Owning our Feelings
I believe we function and communicate most effectively when we own our Anger by remembering it belongs to us. We feel anger when something is not right. We have choices, we can react to our feelings of anger which is not always a pretty site, or we can respond appropriately to our feelings of anger.
Responding appropriately vs Reacting inappropriately
Responding to our feelings of anger requires some practice and an increase in self-awareness. The more we practice the more skilful we become at controlling our emotions. This is not always easy especially with people we love and care about the most. These are the people we are closest to and the ones who often get the brunt of anger.
Responding when we get angry requires presence of thought. By interrupting the unconscious minds old programs, programs we have developed since early childhood and possibly before we were born. Programs we inherited from our parents, peers and tutors.
Our thoughts can play on our minds and go round and round, “I am useless”, “I am a no good at any thing” and then an external situation comes along when we least expect it. For example someone calls us useless over something simple and it is like the trigger is being pulled on a gun and we explode with rage and indignation.
The dial has been turned up on our frustration gauge and steam begins to rise, the next thing we remember is we have said or done something we may well regret. When the dust has settled we wonder what happened!
If a person is likely to hold on to their anger and keep it then a good skill to develop is to be more immediate with their response rather than let the Anger simmer and get out of all proportion to the original issue. When we hold on to our anger and internalise the anger it can cause physical problems and affect our health over the long term.
One way of interrupting the old program is make reframe, take the situation that triggers the anger and change the story from I am useless to I am learning to do this task better and one day soon I will be very good at it.
To take that affirmation a step further you could say it in the here and now which is a much more powerful statement which requires a certain belief that it can be true now. This is the law of positive thinking. You are what you think you are.
Owning Your Statements
Using the “I” word such as “I feel Angry when that happens.” When you use the I word this is owning your statements and when you own your statements you are taking responsibility for your actions..
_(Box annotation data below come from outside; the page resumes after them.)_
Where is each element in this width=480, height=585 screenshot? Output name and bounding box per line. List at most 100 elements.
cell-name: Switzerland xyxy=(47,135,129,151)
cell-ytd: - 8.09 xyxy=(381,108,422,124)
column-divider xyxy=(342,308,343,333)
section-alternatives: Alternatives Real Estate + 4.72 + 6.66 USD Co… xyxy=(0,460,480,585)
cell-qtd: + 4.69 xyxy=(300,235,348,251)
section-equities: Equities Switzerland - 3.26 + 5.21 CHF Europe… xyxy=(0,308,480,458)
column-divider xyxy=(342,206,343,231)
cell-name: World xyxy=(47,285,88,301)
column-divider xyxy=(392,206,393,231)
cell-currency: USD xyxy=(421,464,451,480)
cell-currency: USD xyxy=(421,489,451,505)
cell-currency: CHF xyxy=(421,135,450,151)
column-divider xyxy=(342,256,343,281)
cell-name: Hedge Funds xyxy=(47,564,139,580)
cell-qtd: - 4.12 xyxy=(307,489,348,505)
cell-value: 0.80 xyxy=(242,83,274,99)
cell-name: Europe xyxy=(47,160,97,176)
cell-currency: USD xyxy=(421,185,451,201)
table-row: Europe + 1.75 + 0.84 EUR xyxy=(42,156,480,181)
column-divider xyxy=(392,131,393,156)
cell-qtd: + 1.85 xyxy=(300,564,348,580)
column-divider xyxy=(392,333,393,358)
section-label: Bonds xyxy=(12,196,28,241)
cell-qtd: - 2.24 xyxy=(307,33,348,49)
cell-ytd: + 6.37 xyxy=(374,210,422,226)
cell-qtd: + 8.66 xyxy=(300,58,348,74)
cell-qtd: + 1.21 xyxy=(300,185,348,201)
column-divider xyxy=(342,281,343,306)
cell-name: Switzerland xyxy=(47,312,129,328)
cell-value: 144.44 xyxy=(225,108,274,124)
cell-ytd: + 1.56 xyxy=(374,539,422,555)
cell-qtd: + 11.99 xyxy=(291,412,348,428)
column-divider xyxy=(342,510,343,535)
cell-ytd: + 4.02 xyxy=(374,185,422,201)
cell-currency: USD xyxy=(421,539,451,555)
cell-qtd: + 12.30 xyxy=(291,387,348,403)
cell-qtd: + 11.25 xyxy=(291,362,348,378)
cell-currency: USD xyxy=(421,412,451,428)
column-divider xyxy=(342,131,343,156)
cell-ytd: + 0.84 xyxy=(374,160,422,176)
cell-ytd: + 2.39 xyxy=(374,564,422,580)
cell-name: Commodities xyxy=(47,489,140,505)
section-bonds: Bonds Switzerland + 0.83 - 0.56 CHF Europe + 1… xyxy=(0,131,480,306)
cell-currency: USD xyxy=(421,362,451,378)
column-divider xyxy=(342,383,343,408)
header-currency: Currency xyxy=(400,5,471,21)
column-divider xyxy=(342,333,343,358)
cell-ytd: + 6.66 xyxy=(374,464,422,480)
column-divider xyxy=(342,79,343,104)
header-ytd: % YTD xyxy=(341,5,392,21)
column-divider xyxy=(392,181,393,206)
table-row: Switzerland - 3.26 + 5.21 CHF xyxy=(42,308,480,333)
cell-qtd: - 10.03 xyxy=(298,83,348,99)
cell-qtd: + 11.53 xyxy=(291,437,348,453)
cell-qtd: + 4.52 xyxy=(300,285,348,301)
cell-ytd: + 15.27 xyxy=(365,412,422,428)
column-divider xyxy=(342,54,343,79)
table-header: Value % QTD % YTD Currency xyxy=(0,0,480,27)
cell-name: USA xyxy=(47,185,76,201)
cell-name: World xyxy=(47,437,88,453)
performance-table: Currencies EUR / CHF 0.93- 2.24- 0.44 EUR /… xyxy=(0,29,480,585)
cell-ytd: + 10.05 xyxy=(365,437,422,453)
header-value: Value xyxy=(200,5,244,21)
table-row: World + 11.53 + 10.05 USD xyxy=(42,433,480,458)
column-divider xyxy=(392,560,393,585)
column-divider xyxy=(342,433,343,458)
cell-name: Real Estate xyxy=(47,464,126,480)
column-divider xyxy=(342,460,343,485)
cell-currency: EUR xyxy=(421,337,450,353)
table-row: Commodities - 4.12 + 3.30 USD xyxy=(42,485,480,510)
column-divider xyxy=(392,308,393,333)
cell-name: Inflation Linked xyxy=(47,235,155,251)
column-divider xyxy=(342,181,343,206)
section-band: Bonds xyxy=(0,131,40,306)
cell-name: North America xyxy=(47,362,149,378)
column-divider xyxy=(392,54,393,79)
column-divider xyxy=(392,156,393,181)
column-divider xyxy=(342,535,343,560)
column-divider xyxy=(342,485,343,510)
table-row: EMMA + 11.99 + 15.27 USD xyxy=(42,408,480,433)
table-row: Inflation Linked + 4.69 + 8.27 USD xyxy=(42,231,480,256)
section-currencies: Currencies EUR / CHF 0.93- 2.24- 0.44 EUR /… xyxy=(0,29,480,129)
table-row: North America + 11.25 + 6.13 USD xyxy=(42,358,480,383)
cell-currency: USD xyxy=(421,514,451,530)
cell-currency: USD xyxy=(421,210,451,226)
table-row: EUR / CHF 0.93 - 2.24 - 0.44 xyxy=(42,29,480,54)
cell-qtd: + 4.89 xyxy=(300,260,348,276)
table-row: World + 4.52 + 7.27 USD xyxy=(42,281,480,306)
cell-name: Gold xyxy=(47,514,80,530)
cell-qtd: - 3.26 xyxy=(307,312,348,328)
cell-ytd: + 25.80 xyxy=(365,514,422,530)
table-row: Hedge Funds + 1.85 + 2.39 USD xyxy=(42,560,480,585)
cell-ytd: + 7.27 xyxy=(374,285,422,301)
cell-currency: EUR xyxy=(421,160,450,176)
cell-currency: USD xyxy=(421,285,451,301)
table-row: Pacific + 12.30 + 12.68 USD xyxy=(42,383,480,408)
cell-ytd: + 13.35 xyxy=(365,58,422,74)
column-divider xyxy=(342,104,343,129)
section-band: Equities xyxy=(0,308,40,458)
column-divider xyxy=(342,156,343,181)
Using the “You” word for example “You make me angry and it’s all your fault…” is like dumping your Anger on someone else because no one can make us Angry. We have choices. We chose to be angry in response to a trigger. The trigger could be ‘you are stupid’. Not everyone will get angry if someone called them stupid. They chose not to get angry. Or at least they chose not to react.
It’s a Risky Business
I ask my clients “Are you prepared to risk the relationship and be truthful?” if they are and do, it transforms the love and intimacy between them and takes them to a new level of being. This requires trust, an allowing attitude and compassion to work through your difficulties and differences.